“Aku bertahan karena harapan, dan kamu menahan karena ketidaksiapan.”
//==//
Jawaban yang aku berikan ternyata tidak membuat Dafa berhenti bertanya. Tidak hanya itu, dia juga bilang kalau ingin seperti teman-temannya yang punya kakak laki-laki. Katanya supaya bisa membuatkan layang-layang untuknya. Dan saat musim hujan, bisa menemaninya bermain catur di rumah.
Gus Arkan juga masih enggan untuk pulang. Padahal waktu menunjukan pukul tujuh malam. Aku tidak mungkin mengusirnya, apalagi dia juga belum istirahat sejak mengantarku kesini. Tapi di rumah sakit ini, tidak ada tempat untuk rebahan. Tidak ada sofa di ruang rawat ibu. Yang ada hanya kasur lantai yang dibawa Bude Sri dari rumah.
“Mas Arkan tidur sama aku ya, Kak,” tawar Dafa yang baru datang dengan Gus Arkan. Mereka baru saja keluar membeli minuman dingin.
Aku menoleh ke arah Dafa yang berdiri bersisian dengan Gus Arkan. “Nggak, Dek. Mas Arkannya kan punya rumah. Dia harus pulang.” Aku menahan nafas saat menyebut nama Gus Arkan dengan embel-embel ‘Mas’. Jangan tanyakan wajah Gus Arkan yang langsung sumringah saat mendengarnya.
“Tapi ini udah malem, Kak. Kasihan kalo nanti kehujanan,” bujuknya lagi. Aku menggeleng pelan. Adikku ini sebenarnya sulit dekat dengan orang baru, apalagi semenjak ayah meninggal. Tapi kali ini, entah bagaimana ceritanya.
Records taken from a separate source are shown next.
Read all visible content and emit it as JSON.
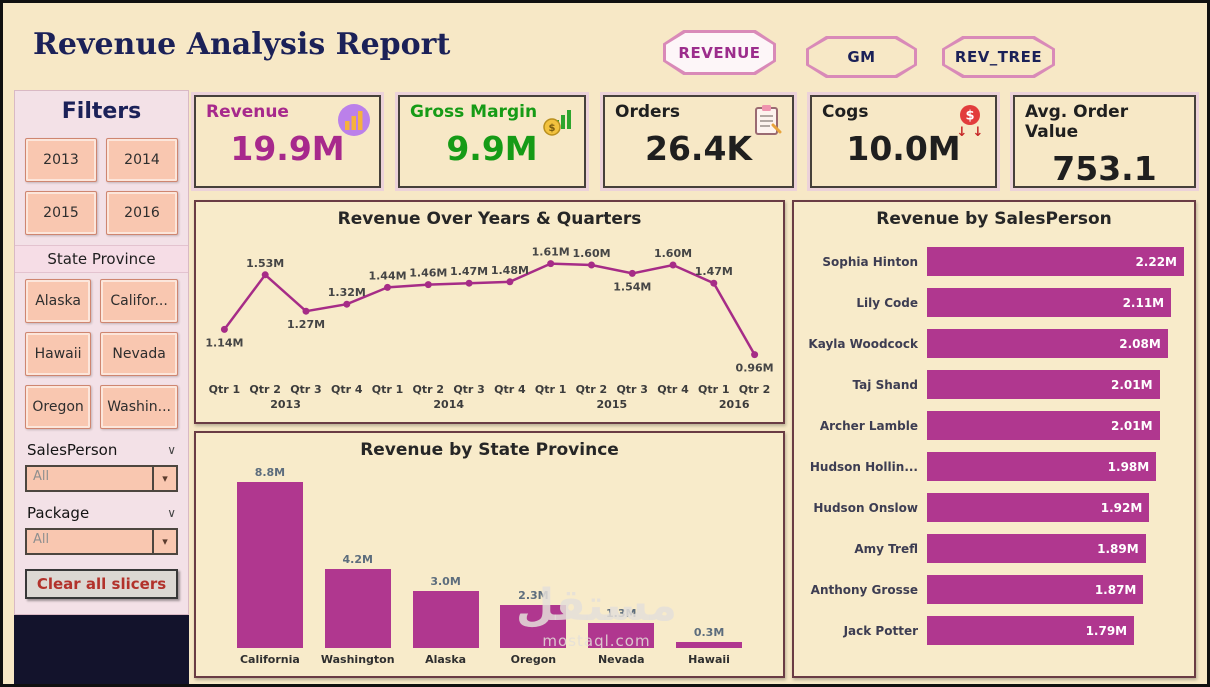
{
  "header": {
    "title": "Revenue Analysis Report",
    "nav": [
      {
        "label": "REVENUE"
      },
      {
        "label": "GM"
      },
      {
        "label": "REV_TREE"
      }
    ]
  },
  "icons": {
    "chevron_down": "▾",
    "chevron_small": "∨"
  },
  "filters": {
    "title": "Filters",
    "years": [
      "2013",
      "2014",
      "2015",
      "2016"
    ],
    "state_label": "State Province",
    "states": [
      "Alaska",
      "Califor...",
      "Hawaii",
      "Nevada",
      "Oregon",
      "Washin..."
    ],
    "salesperson_label": "SalesPerson",
    "salesperson_value": "All",
    "package_label": "Package",
    "package_value": "All",
    "clear_button": "Clear all slicers"
  },
  "kpis": [
    {
      "label": "Revenue",
      "value": "19.9M",
      "color": "#a7298c",
      "icon": "revenue-bars-icon"
    },
    {
      "label": "Gross Margin",
      "value": "9.9M",
      "color": "#169b16",
      "icon": "coins-icon"
    },
    {
      "label": "Orders",
      "value": "26.4K",
      "color": "#1f1f1f",
      "icon": "clipboard-icon"
    },
    {
      "label": "Cogs",
      "value": "10.0M",
      "color": "#1f1f1f",
      "icon": "cost-down-icon"
    },
    {
      "label": "Avg. Order Value",
      "value": "753.1",
      "color": "#1f1f1f",
      "icon": ""
    }
  ],
  "chart_data": [
    {
      "type": "line",
      "title": "Revenue Over Years & Quarters",
      "x": [
        "Qtr 1",
        "Qtr 2",
        "Qtr 3",
        "Qtr 4",
        "Qtr 1",
        "Qtr 2",
        "Qtr 3",
        "Qtr 4",
        "Qtr 1",
        "Qtr 2",
        "Qtr 3",
        "Qtr 4",
        "Qtr 1",
        "Qtr 2"
      ],
      "year_groups": [
        {
          "label": "2013",
          "count": 4
        },
        {
          "label": "2014",
          "count": 4
        },
        {
          "label": "2015",
          "count": 4
        },
        {
          "label": "2016",
          "count": 2
        }
      ],
      "values": [
        1.14,
        1.53,
        1.27,
        1.32,
        1.44,
        1.46,
        1.47,
        1.48,
        1.61,
        1.6,
        1.54,
        1.6,
        1.47,
        0.96
      ],
      "labels": [
        "1.14M",
        "1.53M",
        "1.27M",
        "1.32M",
        "1.44M",
        "1.46M",
        "1.47M",
        "1.48M",
        "1.61M",
        "1.60M",
        "1.54M",
        "1.60M",
        "1.47M",
        "0.96M"
      ],
      "line_color": "#a62c87",
      "ylim": [
        0.9,
        1.7
      ],
      "grid": false,
      "legend": false
    },
    {
      "type": "bar",
      "title": "Revenue by State Province",
      "categories": [
        "California",
        "Washington",
        "Alaska",
        "Oregon",
        "Nevada",
        "Hawaii"
      ],
      "values": [
        8.8,
        4.2,
        3.0,
        2.3,
        1.3,
        0.3
      ],
      "labels": [
        "8.8M",
        "4.2M",
        "3.0M",
        "2.3M",
        "1.3M",
        "0.3M"
      ],
      "bar_color": "#b0378f",
      "ylim": [
        0,
        9
      ],
      "grid": false,
      "legend": false
    },
    {
      "type": "hbar",
      "title": "Revenue by SalesPerson",
      "categories": [
        "Sophia Hinton",
        "Lily Code",
        "Kayla Woodcock",
        "Taj Shand",
        "Archer Lamble",
        "Hudson Hollin...",
        "Hudson Onslow",
        "Amy Trefl",
        "Anthony Grosse",
        "Jack Potter"
      ],
      "values": [
        2.22,
        2.11,
        2.08,
        2.01,
        2.01,
        1.98,
        1.92,
        1.89,
        1.87,
        1.79
      ],
      "labels": [
        "2.22M",
        "2.11M",
        "2.08M",
        "2.01M",
        "2.01M",
        "1.98M",
        "1.92M",
        "1.89M",
        "1.87M",
        "1.79M"
      ],
      "bar_color": "#b0378f",
      "xlim": [
        0,
        2.22
      ],
      "grid": false,
      "legend": false
    }
  ],
  "watermark": {
    "arabic": "مستقل",
    "domain": "mostaql.com"
  }
}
Dia sendiri yang menahan orang baru untuk tidak pergi dari sisinya.
“Dafa,” panggilku sambil berjalan mendekatinya. “Mas Arkan bawa mobil, jadi nggak mungkin kehujanan. Kecuali kalo atap mobilnya bocor. Iya, kan?” tanyaku sambil menunduk di hadapannya.
Dafa adikku satu-satunya. Setelah ditinggal ayah satu tahun lalu, sikapnya menjadi penurut. Dia tidak pernah lagi marah saat ibu melarangnya bermain terlalu jauh. Selalu menurut saat ibu memintanya pulang ketika bermain layang-layang.
Dafa masih bersikukuh meminta agar aku mengizinkan Gus Arkan menginap di sini. Bukannya apa-apa, Gus Arkan pasti sudah sangat kelelahan. Tidak ada tempat di ruangan ini untuknya beristirahat. Apalagi dia juga bukan anggota keluargaku. Dan yang jelas, Gus Arkan tidak akan mau menginap di atas kasur lantai bawaan Bude ini.
“Dafa.” Gus Arkan membalik tubuh Dafa menghadapnya. Memegang kedua bahu Dafa. Matanya menatap lurus Dafa yang juga menghadapnya. “Mas Arkan harus pulang. Soalnya tadi izinnya nggak nginep sama ibunya Mas Arkan. Besok kalo senggang, Mas Arkan mampir bawain kamu ayam goreng kentaki. Mau, kan?” tanyanya sambil tersenyum ke arah Dafa.
Aku pikir Dafa akan mengangguk. Nyatanya tidak. Dia malah meminta sesuatu yang jelas membuatku melotot ke arahnya.
“Tapi Mas Arkan harus main ke rumah kalau ibu sudah sembuh. Nanti bikinin Dafa layang-layang,” jawab Dafa sambil memasang senyum penuh harap. Mengabaikan tawaran ayam goreng kentaki kesukaannya.
Gus Arkan mengangguk semangat. “Anak baik,” tuturnya sambil sambil mengusap puncak kepala Dafa. “Jaga kakak sama ibu ya. Kamu laki-laki, harus kuat.”
Dafa langsung mengangguk. Kini Gus Arkan berjalan mendekati ibu, duduk di kursi samping ranjang tidur. “Mohon maaf sebelumnya, saya pamit dulu, Bu. Semoga ibu lekas sembuh.” Kedua tangannya ditangkupkan ke dada. Senyum ramahnya tidak pernah pudar dari wajahnya.